I'm not making the art to make a point or to illustrate a theory. I'm making the picture I want to look at which is what I think everybody does. The desire comes first.

Noted for her contributions to the field of appropriation art, Sherrie Levine works to reframe the significance attributed to originality, authenticity, and ownership. Her methods of art-making challenge the hierarchy that favors the original. Her work includes re-photographing well known photographs and re-drawing, painting, or sculpting famous artworks. By layering frame upon frame over her source material, Levine creates a space in which the monopoly on value granted by originality begins to falter. Curator Alex Freedman calls Levine’s practice an effort “to offer ideas rather than artifacts.” Todd Alden of the Whitney Museum of American Art understands Levine’s work “as a hall of mirrors—a series of pictures within pictures.” Levine herself asks, “What is the same? What do we own? …When every image is leased and mortgaged, a photograph of a photograph is no more remarkable than a photograph of a nude.”

Born in Hazleton, Pennsylvania in 1947, Levine grew up experiencing art through secondary sources, such as books and magazines. During college at the University of Wisconsin, Madison, she took commercial art jobs that catalyzed her interest in image repetition and mechanical reproduction. In 1977, Levine was one of five artists included in the landmark exhibition “Pictures,” mounted at Artist’s Space in New York City. Curator Douglas Crimp regarded the picture in society as having eclipsed firsthand experience and usurped reality, and called Levine’s act of appropriating photographs the purest example of photography as art.

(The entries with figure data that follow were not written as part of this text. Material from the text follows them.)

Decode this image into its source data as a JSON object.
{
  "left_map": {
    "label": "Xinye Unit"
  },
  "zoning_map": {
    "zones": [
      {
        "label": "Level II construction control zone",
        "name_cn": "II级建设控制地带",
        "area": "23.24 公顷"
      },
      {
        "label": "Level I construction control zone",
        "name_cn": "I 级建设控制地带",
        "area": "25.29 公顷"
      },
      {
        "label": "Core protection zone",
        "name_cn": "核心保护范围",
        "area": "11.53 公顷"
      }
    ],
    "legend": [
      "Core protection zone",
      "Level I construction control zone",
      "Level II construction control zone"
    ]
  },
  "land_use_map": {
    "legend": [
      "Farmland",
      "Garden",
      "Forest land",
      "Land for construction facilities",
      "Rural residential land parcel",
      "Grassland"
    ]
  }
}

Four years later Metro Pictures Gallery mounted Levine’s first major solo exhibition, a group of Depression-era photographs that were re-photographed from Walker Evans’ series made for the Farm Securities Administration. The image for which Levine is perhaps most famous was included. Titled “After Walker Evans,” the image shows Allie Mae Burroughs, the sharp-eyed, thin-lipped sharecropper’s wife from Evans’ iconic photograph. In the 1981 press release, Levine’s straightforward style of re-presenting imagery is said to provide “potent political and aesthetic commentary on the nature of photography, its status as a document or a work of art, a copy of an original, a picture, or a fact.”

Levine’s acts of reproduction and appropriation became known internationally in the 1980s. Major exhibitions of her work have examined its additional facets, such as art historical critique, abstraction, and issues of identity and womanhood. Exhibitions include the 2008 Whitney Biennial; a remounting and expansion of the group exhibition “Pictures” at the Metropolitan Museum of Art (2009); “America is Hard to See”, Whitney Museum of American Art (2015); “Ordinary Pictures”, Walker Art Center, Minneapolis (2016); and “Brand New: Art and Commodity in the 1980s”, Hirshhorn Museum and Sculpture Garden, Washington, D.C. (2018). Sherrie Levine lives and works in Santa Fe, New Mexico and New York City. She is represented by David Zwirner in New York and Xavier Hufkens in Brussels.